Writing A Novel Is NOT like Giving Birth
Writing a novel is like giving birth. I’ve heard this comparison several times. It irks me. The recently finished Esau Convergence left me beat. I looked forward to the celebration of completing my second novel to find only crickets.
The Beard is neck deep in his own code writing block. Son 1 was lukewarm at best. It was anticlimactic. I longed for dinner out perhaps popping a bottle of sparkling wine. Something. Some acknowledgment of the feat completing a second novel is.
I tweeted I had postpartum book depression. I knew choosing the description might elicit labor comparisons. Yes, writing a book is a torturous act of love. Yes, it’s creation of something from nothing. Yes, it can be a long, drawn out process full of stops and starts. I see how writers make the connection.
In my opinion, it’s flawed. I’ve had three babies all natural deliveries including two back labors. I’m not one of those ‘four hour’ labor women. Good for you if your delivery was twelve hours or less! Seriously, celebrate. I started with thirty hours and moved up to thirty-four by the third.
I love my children fiercely. It’s kind of a crazy love, okay, not kind of. For the majority of their lives, I raised them alone. The Beard came along, he likes to say he parachuted in and volunteered for this circus.
My children, respectively twenty-two, nineteen and eighteen, are incredibly intelligent, gorgeous to look at, and some of the most infuriating people on the planet. I’ll admit that last one is probably true only for me unless you’ve met Son 1. He’s definitely infuriating.

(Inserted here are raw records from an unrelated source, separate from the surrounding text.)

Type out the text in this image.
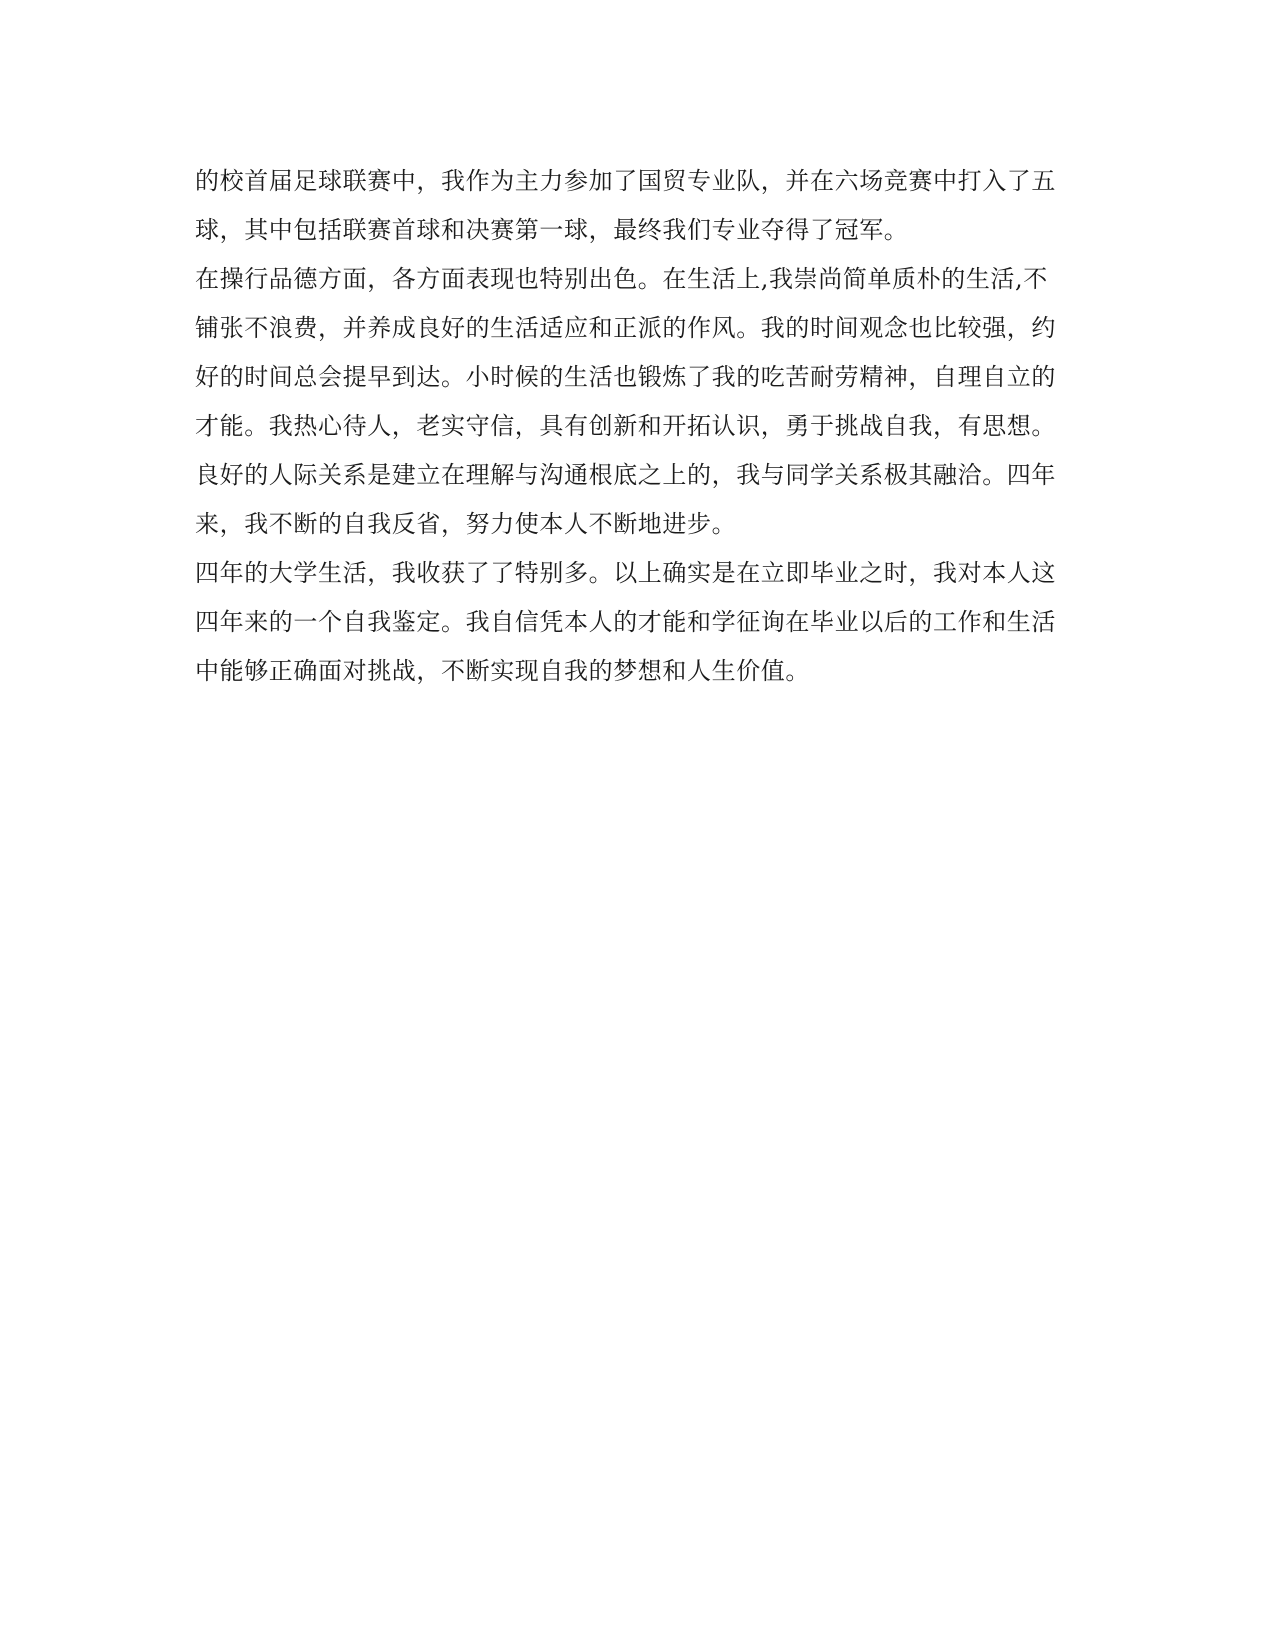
的校首届足球联赛中，我作为主力参加了国贸专业队，并在六场竞赛中打入了五
球，其中包括联赛首球和决赛第一球，最终我们专业夺得了冠军。
在操行品德方面，各方面表现也特别出色。在生活上,我崇尚简单质朴的生活,不
铺张不浪费，并养成良好的生活适应和正派的作风。我的时间观念也比较强，约
好的时间总会提早到达。小时候的生活也锻炼了我的吃苦耐劳精神，自理自立的
才能。我热心待人，老实守信，具有创新和开拓认识，勇于挑战自我，有思想。
良好的人际关系是建立在理解与沟通根底之上的，我与同学关系极其融洽。四年
来，我不断的自我反省，努力使本人不断地进步。
四年的大学生活，我收获了了特别多。以上确实是在立即毕业之时，我对本人这
四年来的一个自我鉴定。我自信凭本人的才能和学征询在毕业以后的工作和生活
中能够正确面对挑战，不断实现自我的梦想和人生价值。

Here’s how I describe them. Dotter is Bodhisattva like in her kindness and empathy with a Dali-esque imagination and talent. Son 1 is Moriarty clever. Son 2 is Einstein brilliant with a dash of Elmo thrown in. They are all fortunate I remember how much I love them because they’ve been close to infanticide on more than one occasion.
They should also thank The Beard. He frequently reminds me I would deeply regret their passing later.
No matter how often I work at giving them ownership of their suffering a part of me is wrenched each time they stumble. I resist offering advice with the understanding they will do the exact opposite of what I say. I think it’s hardwired into their circuitry.
I’m an amazing mother with truly gifted children and they still f%$# up on a regular basis. They lie to your face even if it’s not important. They seem determined to do the most infuriating things. They trample you like dust most days.
I hear they’ll become human again in a few years. I’ve stocked up on wine until then.
Novels are much less strife. You write them. Characters can give you fits especially when they don’t behave the way you planned. You have to edit novels, but they don’t talk back. I’ve suffered a few negative reviews but most books I read have a few.
Once a novel is done and out in the world, it’s done. I love my books and they excite me but they’re not my kids.
Thank goodness because if writing a novel was really like having kids, I’d never write another word.